25 abril 2004

Um domingo mais que londrino no Rio


Graças ao bom Deus, o Rio de Janeiro amanheceu com chuva e uma temperatura de agradar gaúchos e troianos. Menos os cariocas, claro.

Acordei inspiradíssima. Não, mais que isso: apaixonada. Abri bem a porta da varanda, deixei o ventinho me balançar os cabelos borgonha, foi quando me ocorreu: sou uma cidadã feliz!

Pensei em sair e aproveitar o dia lindo – afinal, não é sempre que São Pedro nos proporciona um ar de Londres no Rio -, e assim fiz: peguei o carro e fui dar umas voltas. Quanta inocência.

Já na primeira esquina, água por cima e por baixo. O meu “clima londrino” era mais que uma paisagem romântica, conforme minha espiada (otimista e abobalhada) pela sacada diagnosticara. Era um toró, mesmo. E dos piores.

As ruas estavam alagadas, e nisso minha inocência acertou, mesmo errando: parecia a Europa. Mais precisamente, Veneza.

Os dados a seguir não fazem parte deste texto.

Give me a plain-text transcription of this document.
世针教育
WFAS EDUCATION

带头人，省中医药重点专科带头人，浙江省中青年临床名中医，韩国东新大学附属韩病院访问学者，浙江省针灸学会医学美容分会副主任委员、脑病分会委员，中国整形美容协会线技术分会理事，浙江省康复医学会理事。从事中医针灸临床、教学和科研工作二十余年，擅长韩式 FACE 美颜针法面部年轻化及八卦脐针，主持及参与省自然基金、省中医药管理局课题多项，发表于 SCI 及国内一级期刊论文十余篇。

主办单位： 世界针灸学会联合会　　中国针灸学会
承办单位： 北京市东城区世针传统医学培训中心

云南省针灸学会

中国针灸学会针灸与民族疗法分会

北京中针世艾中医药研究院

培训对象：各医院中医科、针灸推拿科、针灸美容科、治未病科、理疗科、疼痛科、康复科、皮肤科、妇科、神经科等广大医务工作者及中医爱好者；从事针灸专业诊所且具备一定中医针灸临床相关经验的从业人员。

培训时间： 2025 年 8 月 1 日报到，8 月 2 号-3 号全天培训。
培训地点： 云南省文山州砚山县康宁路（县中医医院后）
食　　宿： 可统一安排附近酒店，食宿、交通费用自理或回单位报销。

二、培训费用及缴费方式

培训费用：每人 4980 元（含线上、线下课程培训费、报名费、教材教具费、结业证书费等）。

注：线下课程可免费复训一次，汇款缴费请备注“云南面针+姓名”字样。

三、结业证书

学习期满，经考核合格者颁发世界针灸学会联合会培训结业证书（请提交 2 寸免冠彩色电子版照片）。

Desprovida de remos, e com um pânico absurdo de aquaplanar – que trago desde a infância, sob forma de trauma -, resolvi encarar a Av. das Américas a 40km/h. Mas os demais motoristas, certamente pilotos de anfíbios-blindados-importados-impecáveis, não curtiram muito o meu, digamos, passeio. E fez-se uma sinfonia de buzinas, constituindo um rastro sonoro atrás de mim, como se eu fosse presidente da república, ou ainda mais célebre: um big brother.

Muito bem, eu estava atravancando o trânsito numa das maiores avenidas do Rio de Janeiro. Havia dezenas de motoristas atrás de mim, lançando ruídos de protesto, indignados. O último deles, provavelmente, temia ser encaixotado por um desavisado que viesse a 80km. Os que passavam pela minha esquerda, não raro, convidavam-me para momentos íntimos em suas companhias – ou assim interpretei.

Neste momento, fiz o que qualquer cidadã consciente de suas fraquezas faria: liguei o rádio no último volume. E segui.

Quando, a muito custo, consegui chegar ao hipermercado mais próximo, sofri um misto de alívio e desespero: enfim, havia encontrado uma vaga. No entanto, um outro sujeito tinha a pretensão descabida de enfiar sua lata velha no mesmo espaço que eu avistava. E com a vantagem de ter chegado antes – afinal, eu viera a 40km/h.

Cavalheirismo, nessas horas, é coisa da vovó. Mas eu tentei. Abri meu vidro insul-filmado, joguei um sorriso meio Rachel - do Friends -, passei a mão no cabelo borgonha, suspirei. Levantei a sobrancelha, como quem diz, foi tão difícil arrumar essa vaga, que azar, ela já estava “reservada”, mas será que você não poderia...?

Não. O elemento me brindou com um esguicho de água empoçada, e, antes que eu percebesse, já estava balançando o chaveirinho na cintura, rumo à porta de entrada.

Fiquei dando mais umas voltas, até que consegui uma vaga longínqua que me fez chegar às dependências do supermercado com aparência e bufadas de quem viera a nado. Fora a raiva, que era de morder o cabo do guarda-chuva que eu não tinha.

Feitas as compras e pagas as contas, voltei para casa, sempre seguida pelo coro fiel dos anfíbios automotivos. E me pus a contabilizar as perdas de uma linda tarde de outono no Rio de Janeiro, quando obtive um consolo quase filosófico: quando perdemos, nunca estamos sozinhos.

Consolo esse que me veio da observação de um singelo rótulo: comprei um queijo vencido.